The code used is as follows

import numpy as np
import matplotlib.pyplot as plt
from scipy.signal import deconvolve


def gaussian(x, mean, std_dev, noise_value):
    gaus = (1.0 / (std_dev * np.sqrt(2 * np.pi))) * np.exp(-0.5 * ((x - mean) / std_dev)**2)
    random_noise = np.random.uniform(-noise_value, noise_value, size=len(x))
    
    # The range outside of 3 standard deviations is set to zero
    # Add random noise to the range inside 3 standard deviations
    gaus[(x < mean - 3 * std_dev) | (x > mean + 3 * std_dev)] = 0
    gaus[(x >= mean - 3 * std_dev) & (x <= mean + 3 * std_dev)] += random_noise[(x >= mean - 3 * std_dev) & (x <= mean + 3 * std_dev)]
    return gaus


def scipy_deconvolution(kernel, signal):
    first_idx = np.argmax(kernel != 0)
    end_idx = first_idx + np.argmax(kernel[first_idx:] == 0)
    recover, remainder = deconvolve(signal, kernel[first_idx:end_idx])
    padleft = (len(remainder) - len(recover)) // 2
    padright = padleft + (len(remainder) - len(recover)) % 2
    scipy_recovered = np.pad(recover, (padleft, padright), mode='constant')
    return scipy_recovered


def fft_deconvolution(kernel, signal):
    fft_signal = np.fft.fft(signal)
    fft_kernel = np.fft.fft(kernel)
    fft_recover = fft_signal / fft_kernel
    recover = np.fft.fftshift(np.fft.ifft(fft_recover))
    fft_recovered = np.real(recover)
    return fft_recovered


# histogram parameter
bin0 = 100
bin_width = 1
eps = 1e-10
min_value = - (bin0 * bin_width + round(bin_width/2, 2))
max_value = + (bin0 * bin_width + round(bin_width/2, 2)) + eps
bin_edges   = np.arange(min_value, max_value, bin_width)
bin_centers = (bin_edges[:-1] + bin_edges[1:]) / 2


mean = 0
std_dev = 20
noise_value = 0.000001
kernel  = gaussian(bin_centers, mean, std_dev, noise_value)
signal  = gaussian(bin_centers, mean, std_dev, noise_value)
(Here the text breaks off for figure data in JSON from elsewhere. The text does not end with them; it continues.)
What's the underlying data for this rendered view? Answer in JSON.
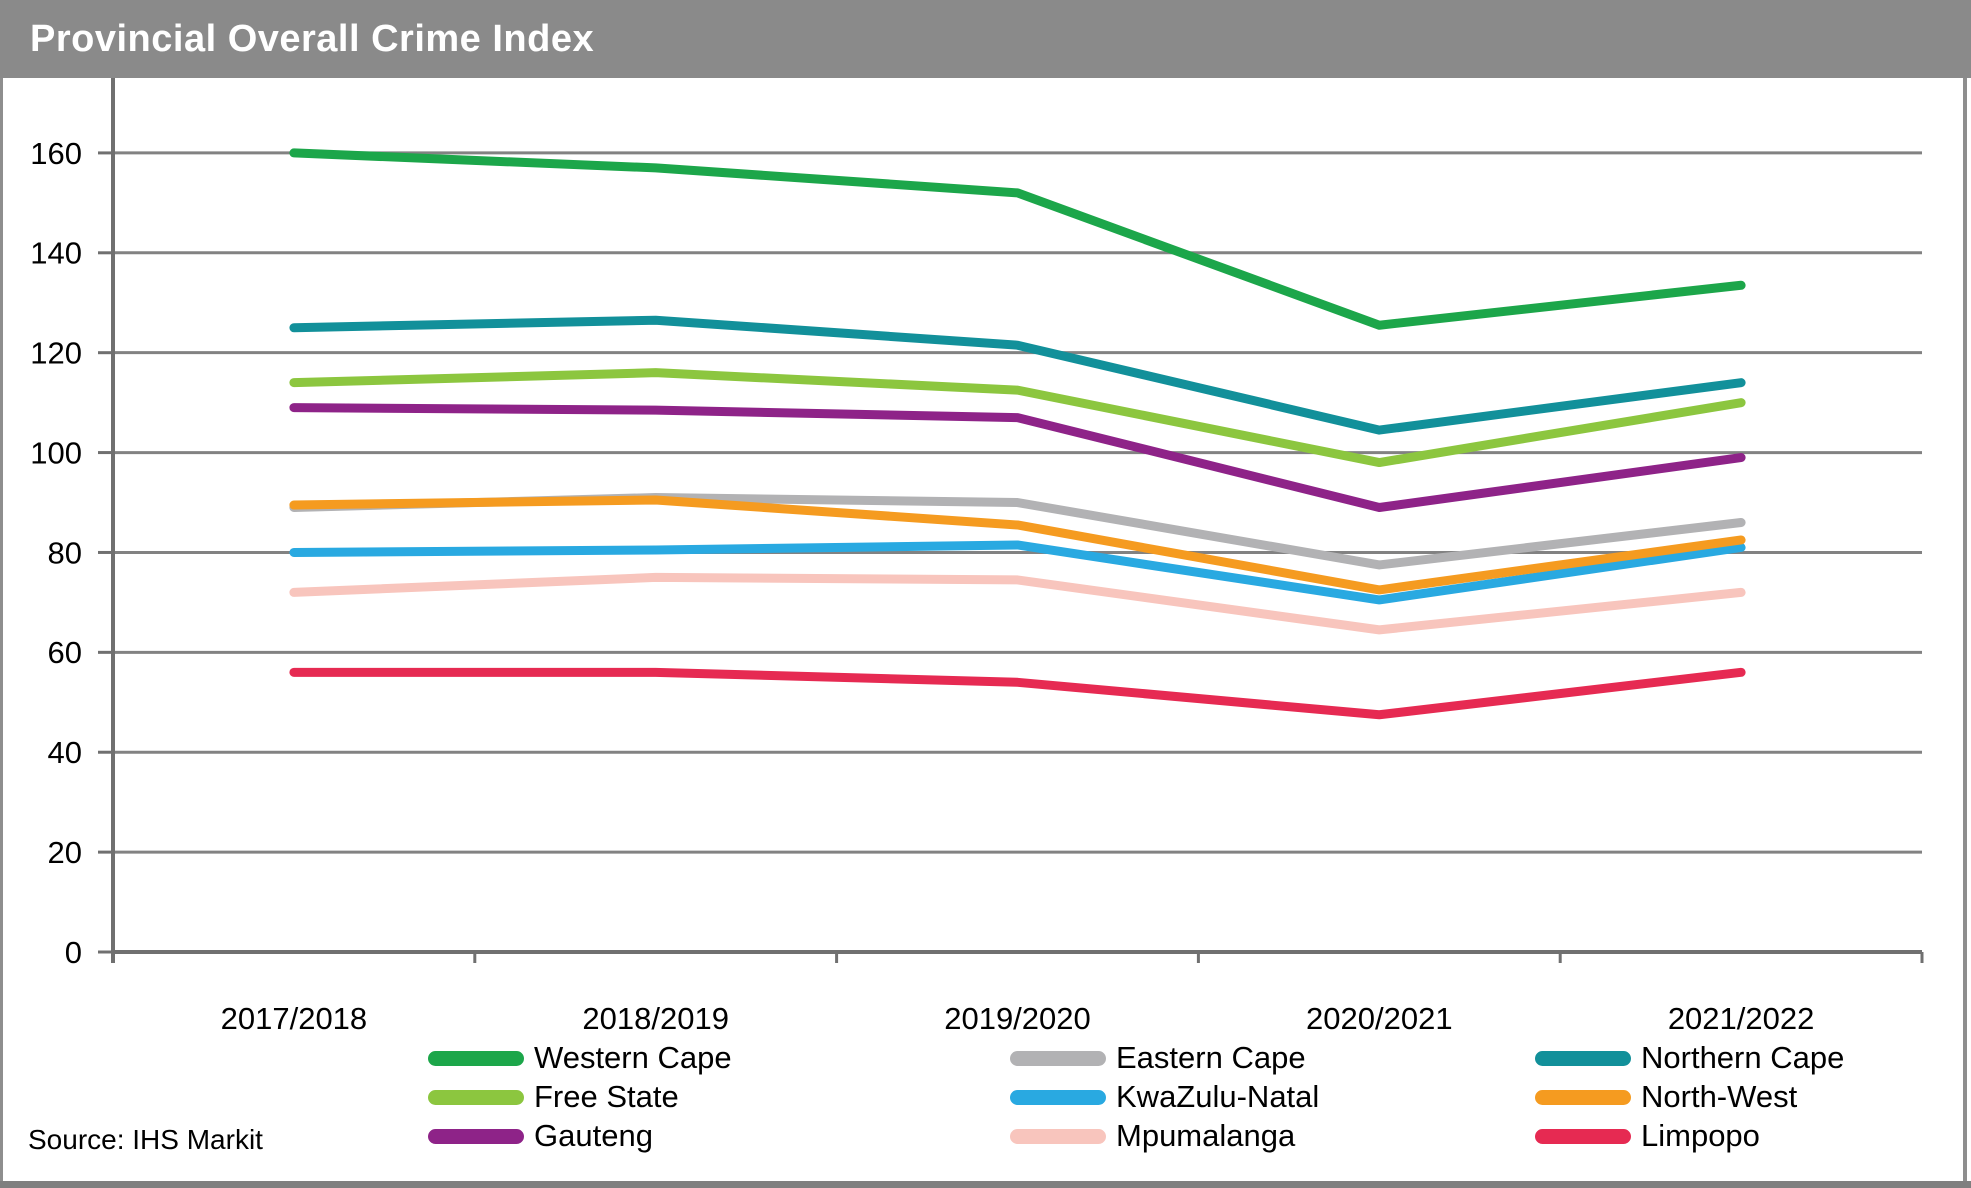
{
  "header": {
    "title": "Provincial Overall Crime Index"
  },
  "source_note": "Source: IHS Markit",
  "chart_data": {
    "type": "line",
    "title": "Provincial Overall Crime Index",
    "categories": [
      "2017/2018",
      "2018/2019",
      "2019/2020",
      "2020/2021",
      "2021/2022"
    ],
    "series": [
      {
        "name": "Western Cape",
        "color": "#1CA64A",
        "values": [
          160,
          157,
          152,
          125.5,
          133.5
        ]
      },
      {
        "name": "Eastern Cape",
        "color": "#B2B2B4",
        "values": [
          89,
          91,
          90,
          77.5,
          86
        ]
      },
      {
        "name": "Northern Cape",
        "color": "#12909A",
        "values": [
          125,
          126.5,
          121.5,
          104.5,
          114
        ]
      },
      {
        "name": "Free State",
        "color": "#8CC63F",
        "values": [
          114,
          116,
          112.5,
          98,
          110
        ]
      },
      {
        "name": "KwaZulu-Natal",
        "color": "#29A9E1",
        "values": [
          80,
          80.5,
          81.5,
          70.5,
          81
        ]
      },
      {
        "name": "North-West",
        "color": "#F59B20",
        "values": [
          89.5,
          90.5,
          85.5,
          72.5,
          82.5
        ]
      },
      {
        "name": "Gauteng",
        "color": "#8E2388",
        "values": [
          109,
          108.5,
          107,
          89,
          99
        ]
      },
      {
        "name": "Mpumalanga",
        "color": "#F8C5BD",
        "values": [
          72,
          75,
          74.5,
          64.5,
          72
        ]
      },
      {
        "name": "Limpopo",
        "color": "#E62A52",
        "values": [
          56,
          56,
          54,
          47.5,
          56
        ]
      }
    ],
    "xlabel": "",
    "ylabel": "",
    "ylim": [
      0,
      175
    ],
    "yticks": [
      0,
      20,
      40,
      60,
      80,
      100,
      120,
      140,
      160
    ],
    "grid": "horizontal",
    "legend_position": "bottom",
    "draw_order": [
      0,
      3,
      6,
      1,
      4,
      7,
      2,
      5,
      8
    ]
  }
}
# Each Recoverd distribution is expected to match the signal distribution
scipy_recovered = scipy_deconvolution(kernel, signal)
fft_recovered = fft_deconvolution(kernel, signal)


# plot
fig, axes = plt.subplots(nrows=1, ncols=4, sharex=True, figsize=(12, 3))
titles = ['Kernel', 'Signal', 'Scipy Deconv', 'FFT Deconv']
for i, ax in enumerate(axes.flat):
    ax.hist(bin_edges[:-1], bin_edges, weights=[kernel, signal, scipy_recovered, fft_recovered][i])
    ax.set_title(titles[i])
plt.tight_layout()
plt.show()

Without noise, the scipy and ft results are as shown in the figure below and the signal is as expected.

enter image description here

My goal is to create a code that produces results similar to the above figure when random noise is included in the data to be deconvolved. However, increasing the value of random noise yields different results than expected (see figure below) and also behaves differently in the deconvolution of scipy and fft method. enter image description here enter image description here

Question: I would like to know what causes the extra vibration component in the presence of random noise and why the difference in behavior between the two methods. And it would be great if you could tell me how to fix the current code to get the expected results with both scipy and fft methods even in situations involving random noise.